Face à ce constat, Olivier Létang ne plaide pas pour un arbitrage automatisé. Il propose une approche plus nuancée.

”utiliser l’intelligence artificielle comme un outil d’aide à la décision, complémentaire à l’arbitre central. Une logique déjà éprouvée dans d’autres sports de haut niveau.”

Le tennis en est un exemple marquant. À l’US Open, les juges de ligne humains ont été remplacés par la technologie Electronic Line Calling (ELC), capable de déterminer avec précision si une balle est faute ou non. Une évolution qui a permis de réduire considérablement la contestation et l’erreur humaine, sans altérer l’essence du jeu.

Dans le football, l’IA est déjà en mesure d’analyser des situations complexes en temps réel :
- multiplication des angles de vue
- lecture automatisée des positions
- croisement instantané avec des milliers de situations similaires
- analyse multi-caméras.

Appliquée à l’arbitrage, elle pourrait offrir un second regard, destiné à renforcer la cohérence des décisions, sans remettre en cause l’interprétation humaine.

Olivier Létang aurait interrogé Anthony Gautier, directeur de l’arbitrage à la Fédération Française de Football, sur cette piste. À ce stade, aucune réponse concrète n’a été apportée.
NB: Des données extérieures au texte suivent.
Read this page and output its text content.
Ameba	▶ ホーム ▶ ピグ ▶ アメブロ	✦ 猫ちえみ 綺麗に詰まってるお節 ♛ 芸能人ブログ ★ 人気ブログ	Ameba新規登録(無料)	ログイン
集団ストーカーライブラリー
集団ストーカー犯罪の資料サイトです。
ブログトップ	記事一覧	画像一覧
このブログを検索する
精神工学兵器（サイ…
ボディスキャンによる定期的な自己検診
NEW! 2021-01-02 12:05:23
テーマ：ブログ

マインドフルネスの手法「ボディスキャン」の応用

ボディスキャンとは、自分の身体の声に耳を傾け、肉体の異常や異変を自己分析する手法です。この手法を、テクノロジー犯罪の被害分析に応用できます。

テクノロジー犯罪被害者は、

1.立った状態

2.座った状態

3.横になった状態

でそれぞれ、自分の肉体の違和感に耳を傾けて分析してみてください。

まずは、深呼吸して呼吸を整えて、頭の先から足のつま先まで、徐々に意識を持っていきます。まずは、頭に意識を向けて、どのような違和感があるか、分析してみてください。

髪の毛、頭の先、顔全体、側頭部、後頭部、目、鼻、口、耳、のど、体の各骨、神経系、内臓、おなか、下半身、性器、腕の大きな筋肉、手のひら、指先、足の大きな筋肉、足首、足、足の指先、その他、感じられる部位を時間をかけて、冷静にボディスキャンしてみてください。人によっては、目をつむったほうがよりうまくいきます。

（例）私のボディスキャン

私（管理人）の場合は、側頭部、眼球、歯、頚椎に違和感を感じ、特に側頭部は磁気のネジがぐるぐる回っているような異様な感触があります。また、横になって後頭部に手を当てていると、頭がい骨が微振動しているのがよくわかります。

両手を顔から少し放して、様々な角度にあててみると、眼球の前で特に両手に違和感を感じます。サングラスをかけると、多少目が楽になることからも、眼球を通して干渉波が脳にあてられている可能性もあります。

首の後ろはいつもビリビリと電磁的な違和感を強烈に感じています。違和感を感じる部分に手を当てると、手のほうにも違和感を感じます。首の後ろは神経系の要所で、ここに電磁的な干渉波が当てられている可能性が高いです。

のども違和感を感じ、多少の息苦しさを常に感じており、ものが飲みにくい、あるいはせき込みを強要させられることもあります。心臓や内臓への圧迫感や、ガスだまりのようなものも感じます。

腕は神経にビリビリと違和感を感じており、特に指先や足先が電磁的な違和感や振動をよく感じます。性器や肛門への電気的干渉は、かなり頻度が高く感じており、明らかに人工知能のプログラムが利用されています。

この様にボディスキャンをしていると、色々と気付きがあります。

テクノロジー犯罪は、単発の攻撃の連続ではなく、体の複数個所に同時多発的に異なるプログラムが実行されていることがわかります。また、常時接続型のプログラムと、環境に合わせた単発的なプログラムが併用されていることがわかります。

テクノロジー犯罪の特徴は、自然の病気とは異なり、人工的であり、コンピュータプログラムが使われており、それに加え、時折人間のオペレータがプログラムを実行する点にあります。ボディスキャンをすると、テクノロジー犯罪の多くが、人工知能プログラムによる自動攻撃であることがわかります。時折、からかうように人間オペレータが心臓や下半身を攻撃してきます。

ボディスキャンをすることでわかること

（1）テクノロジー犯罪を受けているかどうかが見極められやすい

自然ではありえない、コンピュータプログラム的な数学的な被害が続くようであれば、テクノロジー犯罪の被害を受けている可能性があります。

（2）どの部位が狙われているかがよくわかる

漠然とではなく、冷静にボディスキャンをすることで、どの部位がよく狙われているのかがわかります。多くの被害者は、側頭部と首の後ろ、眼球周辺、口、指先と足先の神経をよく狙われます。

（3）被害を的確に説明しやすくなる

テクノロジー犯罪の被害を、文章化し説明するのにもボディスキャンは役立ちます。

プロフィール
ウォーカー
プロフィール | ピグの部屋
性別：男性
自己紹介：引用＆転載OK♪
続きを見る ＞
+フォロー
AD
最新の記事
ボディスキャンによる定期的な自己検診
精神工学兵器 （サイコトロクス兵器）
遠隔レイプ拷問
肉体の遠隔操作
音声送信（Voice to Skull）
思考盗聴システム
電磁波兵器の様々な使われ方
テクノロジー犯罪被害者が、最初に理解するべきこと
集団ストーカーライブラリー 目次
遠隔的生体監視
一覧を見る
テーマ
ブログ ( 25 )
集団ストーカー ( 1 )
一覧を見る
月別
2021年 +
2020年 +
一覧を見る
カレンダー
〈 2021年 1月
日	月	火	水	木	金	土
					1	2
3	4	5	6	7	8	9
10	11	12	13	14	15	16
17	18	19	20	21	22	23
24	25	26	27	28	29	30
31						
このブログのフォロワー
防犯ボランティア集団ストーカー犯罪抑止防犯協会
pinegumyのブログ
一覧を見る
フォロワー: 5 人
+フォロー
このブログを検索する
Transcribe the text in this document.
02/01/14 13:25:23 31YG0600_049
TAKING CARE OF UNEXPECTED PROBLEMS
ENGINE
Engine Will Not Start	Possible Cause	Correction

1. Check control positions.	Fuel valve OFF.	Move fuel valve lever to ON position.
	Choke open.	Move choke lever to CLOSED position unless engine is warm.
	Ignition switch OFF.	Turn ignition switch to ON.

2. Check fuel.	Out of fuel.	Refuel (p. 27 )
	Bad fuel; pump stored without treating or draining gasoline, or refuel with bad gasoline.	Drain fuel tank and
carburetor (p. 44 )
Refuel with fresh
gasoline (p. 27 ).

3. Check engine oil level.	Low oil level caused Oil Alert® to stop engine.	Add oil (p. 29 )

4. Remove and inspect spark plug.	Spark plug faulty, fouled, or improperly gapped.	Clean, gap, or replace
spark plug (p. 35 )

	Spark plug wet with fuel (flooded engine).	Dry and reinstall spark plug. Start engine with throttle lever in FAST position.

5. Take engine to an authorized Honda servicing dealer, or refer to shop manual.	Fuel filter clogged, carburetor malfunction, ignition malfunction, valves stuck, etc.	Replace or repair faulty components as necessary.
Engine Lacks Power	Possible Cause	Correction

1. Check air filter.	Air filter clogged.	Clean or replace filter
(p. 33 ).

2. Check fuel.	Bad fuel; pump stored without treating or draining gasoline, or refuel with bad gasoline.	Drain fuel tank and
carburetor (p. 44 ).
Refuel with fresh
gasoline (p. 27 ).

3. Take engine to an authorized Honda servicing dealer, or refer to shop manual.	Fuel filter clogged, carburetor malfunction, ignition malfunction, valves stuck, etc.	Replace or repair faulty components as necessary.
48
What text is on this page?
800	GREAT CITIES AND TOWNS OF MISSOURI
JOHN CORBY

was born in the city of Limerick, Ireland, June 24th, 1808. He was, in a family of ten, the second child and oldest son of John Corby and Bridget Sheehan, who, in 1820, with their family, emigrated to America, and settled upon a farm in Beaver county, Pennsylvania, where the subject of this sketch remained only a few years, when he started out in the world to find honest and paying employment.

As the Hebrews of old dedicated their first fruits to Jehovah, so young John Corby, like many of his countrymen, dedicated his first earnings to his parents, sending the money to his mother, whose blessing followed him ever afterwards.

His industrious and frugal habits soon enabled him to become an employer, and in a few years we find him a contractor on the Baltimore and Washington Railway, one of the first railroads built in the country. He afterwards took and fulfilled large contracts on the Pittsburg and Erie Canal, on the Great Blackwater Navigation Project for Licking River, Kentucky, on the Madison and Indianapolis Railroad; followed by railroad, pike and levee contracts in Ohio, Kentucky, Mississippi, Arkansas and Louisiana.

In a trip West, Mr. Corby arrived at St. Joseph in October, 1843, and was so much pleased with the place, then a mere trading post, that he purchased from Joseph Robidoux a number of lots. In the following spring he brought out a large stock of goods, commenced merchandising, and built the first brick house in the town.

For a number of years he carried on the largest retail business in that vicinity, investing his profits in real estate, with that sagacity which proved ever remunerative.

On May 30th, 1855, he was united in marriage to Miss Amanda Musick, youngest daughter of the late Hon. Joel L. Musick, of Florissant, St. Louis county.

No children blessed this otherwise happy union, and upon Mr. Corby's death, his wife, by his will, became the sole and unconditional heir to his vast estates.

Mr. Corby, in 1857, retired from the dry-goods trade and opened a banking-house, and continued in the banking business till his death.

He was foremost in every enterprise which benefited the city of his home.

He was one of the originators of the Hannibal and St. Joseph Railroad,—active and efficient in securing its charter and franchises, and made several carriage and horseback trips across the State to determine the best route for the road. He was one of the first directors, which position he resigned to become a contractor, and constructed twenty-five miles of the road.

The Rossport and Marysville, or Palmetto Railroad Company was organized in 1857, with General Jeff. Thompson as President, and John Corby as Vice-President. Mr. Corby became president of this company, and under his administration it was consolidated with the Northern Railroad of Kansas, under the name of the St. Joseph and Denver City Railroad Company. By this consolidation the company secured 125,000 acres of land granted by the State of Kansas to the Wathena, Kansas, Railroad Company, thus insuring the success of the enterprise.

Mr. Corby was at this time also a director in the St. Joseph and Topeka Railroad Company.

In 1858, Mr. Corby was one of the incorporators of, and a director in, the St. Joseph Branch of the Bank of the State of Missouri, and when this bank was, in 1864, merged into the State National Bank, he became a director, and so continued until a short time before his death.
Un débat aussi économique que sportif

La question financière pèse également dans le débat. Le coût du VAR, estimé à environ 25 millions d’euros par saison, interroge sur son rendement réel. Dans un contexte économique fragile pour le football français, l’extension de la VAR à la Ligue 2 apparaît encore loin d’être actée.

Pour l’AS Saint-Étienne, cette réflexion dépendra aussi de la situation sportive en fin de saison. Reste que le débat sur une meilleure fiabilité arbitrale, perçue comme un levier essentiel d’équité sportive, est loin d’être clos. L’intelligence artificielle est déjà utilisée pour optimiser la performance, la prise de décision et la réduction de l’erreur humaine dans le sport professionnel. Le football français peut-il rester à l’écart plus longtemps ?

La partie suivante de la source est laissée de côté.